The complete study will be released this summer. But Trzcinka's preliminary and general conclusion is this: "It's a real danger to look at returns first."
That's a somewhat shocking statement to investors who have been primed by the multitude of mutual fund rankings to look for those funds with the best returns. In fact, there's reason to believe that the rankings mania may have gone too far: One recently published survey of the best and worst performers in each mutual fund group for the first quarter of 1990 showed scant spreads between the two.
In small utility funds, for example, the worst-performing fund lost 4.8 percent in the first three months of the year; the best performer was down only 2 percent. Of what use are comparisons like these to investors?
Instead, Trzcinka says the mutual fund investor ought first to analyze his or her own investment needs and risk tolerances. Decide first, for example, whether you have the time frame and peace of mind to put a portion of your portfolio in a small-stock mutual fund, where the risks - and rewards - are high.
Once you've decided what type of funds you want to be in, look at the cost of those funds. Immediately discard the "load" funds - those with front-loaded or back-loaded sales charges.
Once you have a universe of "no-load" funds, find the ones that don't have 12b-1 charges, Trzcinka says. In the long run, the cheapest funds will give you the highest net return.
Finally, when you've narrowed your group by type and weeded it by price, then - and only then - should you check the rankings. Look for funds that are steady performers, not the tippy-top or the very bottom of the ratings lists.

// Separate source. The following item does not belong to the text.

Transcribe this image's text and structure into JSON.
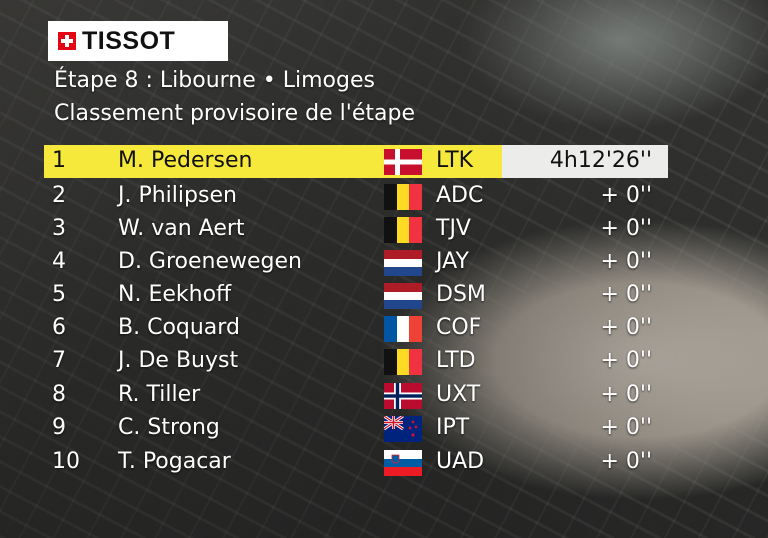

Trzcinka's advice on finding funds comes as the fund industry begins to shift its own marketing gears. At the industry's annual convention in Washington this week, speaker after speaker talked of the difficulties they expect in attracting investors in the '90s.

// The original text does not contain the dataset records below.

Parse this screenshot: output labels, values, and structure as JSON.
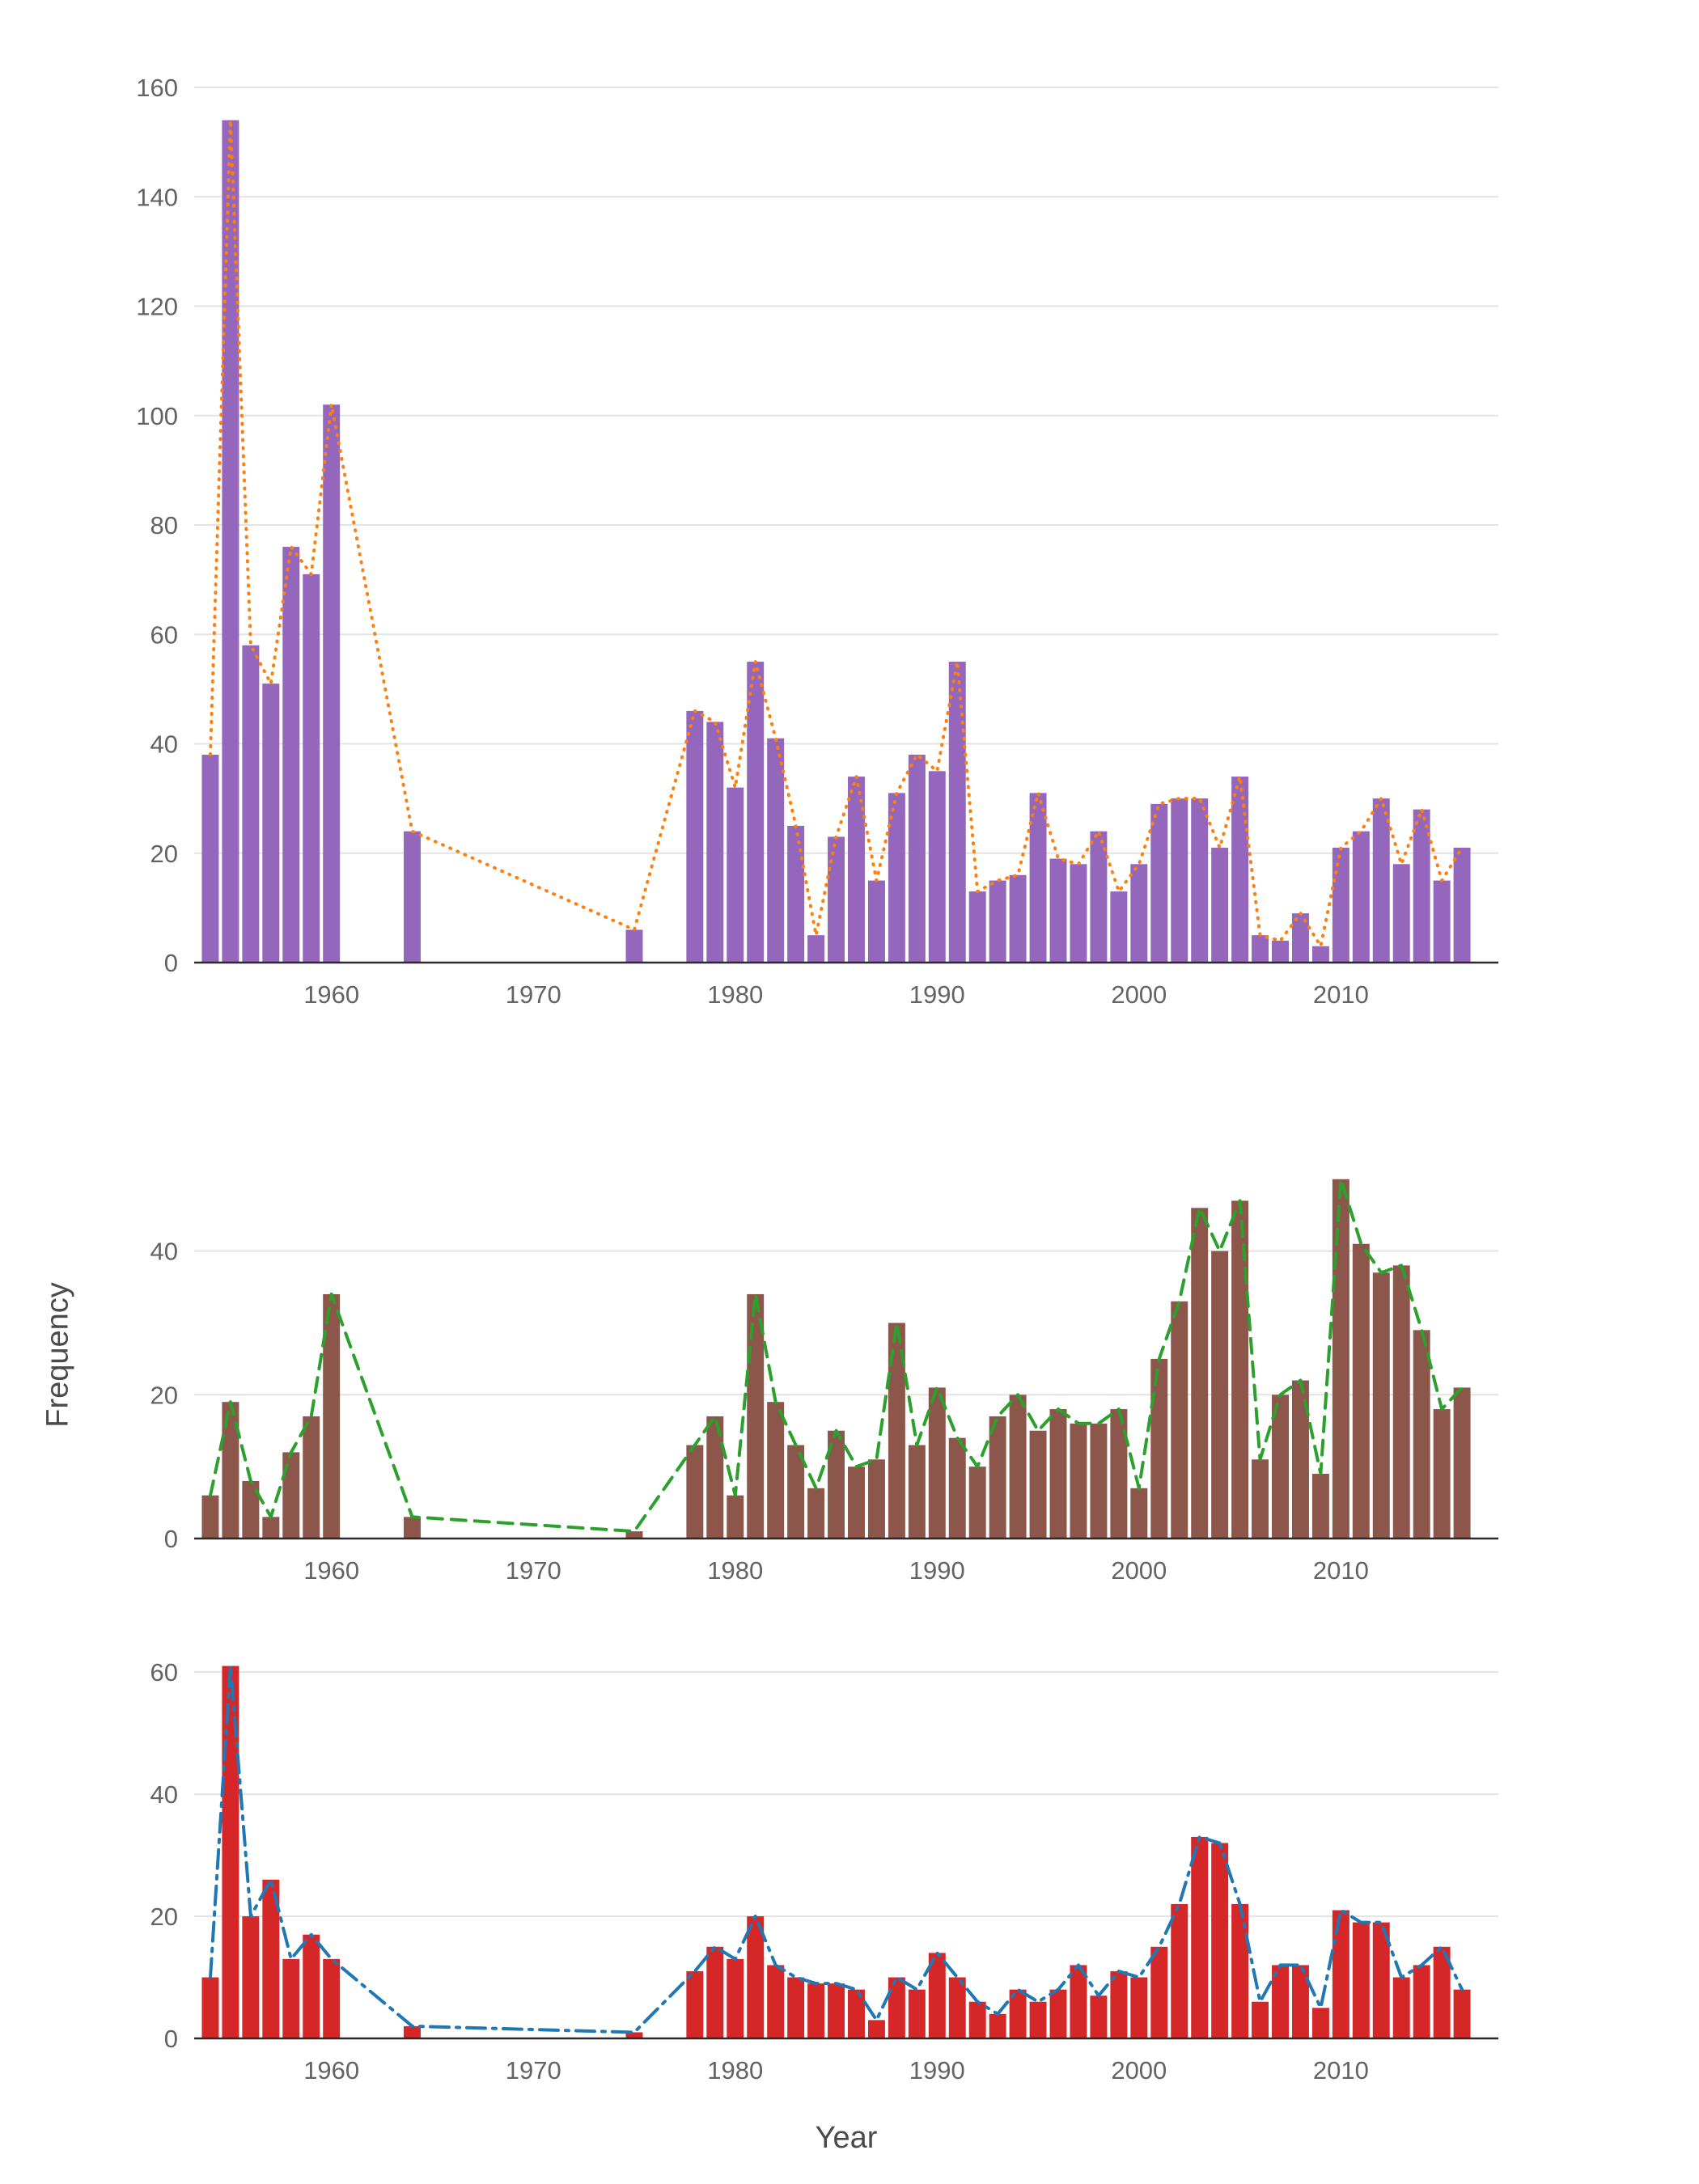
{
  "figure": {
    "xlabel": "Year",
    "ylabel": "Frequency"
  },
  "axes": {
    "xticks": [
      1960,
      1970,
      1980,
      1990,
      2000,
      2010
    ],
    "xlim": [
      1953.2,
      2017.8
    ],
    "grid": "horizontal",
    "background": "#ffffff",
    "gridline_color": "#e3e3e3",
    "axis_line_color": "#2b2b2b",
    "tick_label_color": "#636363"
  },
  "chart_data": [
    {
      "type": "bar",
      "name": "histogram-top",
      "bar_color": "#9467bd",
      "overlay_line": {
        "color": "#ff7f0e",
        "dash": "dotted"
      },
      "ylim": [
        0,
        160
      ],
      "yticks": [
        0,
        20,
        40,
        60,
        80,
        100,
        120,
        140,
        160
      ],
      "x": [
        1954,
        1955,
        1956,
        1957,
        1958,
        1959,
        1960,
        1964,
        1975,
        1978,
        1979,
        1980,
        1981,
        1982,
        1983,
        1984,
        1985,
        1986,
        1987,
        1988,
        1989,
        1990,
        1991,
        1992,
        1993,
        1994,
        1995,
        1996,
        1997,
        1998,
        1999,
        2000,
        2001,
        2002,
        2003,
        2004,
        2005,
        2006,
        2007,
        2008,
        2009,
        2010,
        2011,
        2012,
        2013,
        2014,
        2015,
        2016
      ],
      "values": [
        38,
        154,
        58,
        51,
        76,
        71,
        102,
        24,
        6,
        46,
        44,
        32,
        55,
        41,
        25,
        5,
        23,
        34,
        15,
        31,
        38,
        35,
        55,
        13,
        15,
        16,
        31,
        19,
        18,
        24,
        13,
        18,
        29,
        30,
        30,
        21,
        34,
        5,
        4,
        9,
        3,
        21,
        24,
        30,
        18,
        28,
        15,
        21
      ]
    },
    {
      "type": "bar",
      "name": "histogram-middle",
      "bar_color": "#8c564b",
      "overlay_line": {
        "color": "#2ca02c",
        "dash": "dashed"
      },
      "ylim": [
        0,
        52
      ],
      "yticks": [
        0,
        20,
        40
      ],
      "x": [
        1954,
        1955,
        1956,
        1957,
        1958,
        1959,
        1960,
        1964,
        1975,
        1978,
        1979,
        1980,
        1981,
        1982,
        1983,
        1984,
        1985,
        1986,
        1987,
        1988,
        1989,
        1990,
        1991,
        1992,
        1993,
        1994,
        1995,
        1996,
        1997,
        1998,
        1999,
        2000,
        2001,
        2002,
        2003,
        2004,
        2005,
        2006,
        2007,
        2008,
        2009,
        2010,
        2011,
        2012,
        2013,
        2014,
        2015,
        2016
      ],
      "values": [
        6,
        19,
        8,
        3,
        12,
        17,
        34,
        3,
        1,
        13,
        17,
        6,
        34,
        19,
        13,
        7,
        15,
        10,
        11,
        30,
        13,
        21,
        14,
        10,
        17,
        20,
        15,
        18,
        16,
        16,
        18,
        7,
        25,
        33,
        46,
        40,
        47,
        11,
        20,
        22,
        9,
        50,
        41,
        37,
        38,
        29,
        18,
        21
      ]
    },
    {
      "type": "bar",
      "name": "histogram-bottom",
      "bar_color": "#d62728",
      "overlay_line": {
        "color": "#1f77b4",
        "dash": "dashdot"
      },
      "ylim": [
        0,
        62
      ],
      "yticks": [
        0,
        20,
        40,
        60
      ],
      "x": [
        1954,
        1955,
        1956,
        1957,
        1958,
        1959,
        1960,
        1964,
        1975,
        1978,
        1979,
        1980,
        1981,
        1982,
        1983,
        1984,
        1985,
        1986,
        1987,
        1988,
        1989,
        1990,
        1991,
        1992,
        1993,
        1994,
        1995,
        1996,
        1997,
        1998,
        1999,
        2000,
        2001,
        2002,
        2003,
        2004,
        2005,
        2006,
        2007,
        2008,
        2009,
        2010,
        2011,
        2012,
        2013,
        2014,
        2015,
        2016
      ],
      "values": [
        10,
        61,
        20,
        26,
        13,
        17,
        13,
        2,
        1,
        11,
        15,
        13,
        20,
        12,
        10,
        9,
        9,
        8,
        3,
        10,
        8,
        14,
        10,
        6,
        4,
        8,
        6,
        8,
        12,
        7,
        11,
        10,
        15,
        22,
        33,
        32,
        22,
        6,
        12,
        12,
        5,
        21,
        19,
        19,
        10,
        12,
        15,
        8
      ]
    }
  ]
}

The mutual fund business is coming out of a period when new and increasingly specialized funds were announced almost daily. Now it is turning to service and packaging to bring in new investment dollars. Investment companies are reaching the point where their new funds are simply pulling dollars away from their old funds, and their cost of attracting investment dollars is rising.
"Almost every conceivable need has already been met, and the law of diminished return will take over," said John Bogle, chairman and chief executive officer of the Vanguard Group. Instead of new products, mutual funds will respond with more programs, he said.

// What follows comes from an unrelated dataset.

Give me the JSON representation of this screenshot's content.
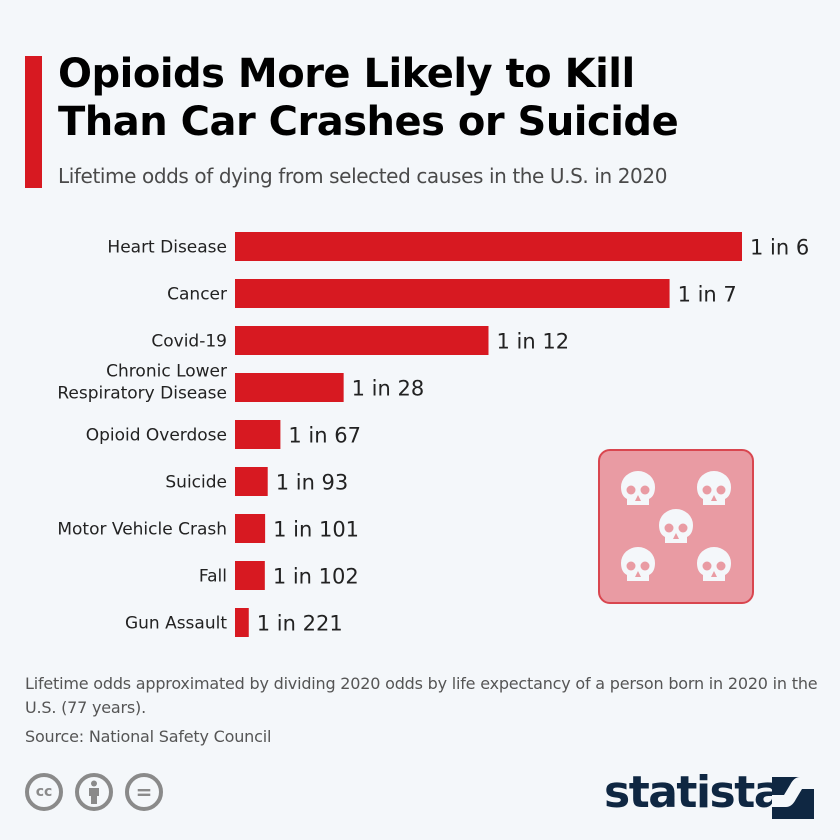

These programs already are in evidence, particularly in areas of retirement management and college savings. Instead of selling the extra percentage point or two in returns, funds will go further to provide shareholder services, Bogle said.
Those services include lower fees, higher liquidity and more information - reliable information about the funds themselves, clearer shareholder statements, and more information in the form of retirement and education planning kits.
If Bogle's predictions come true, and mutual fund companies react to increased competitive pressures by laying off gimmicks and laying on consumer value, according to Trzcinka, it will make fund selection all the easier.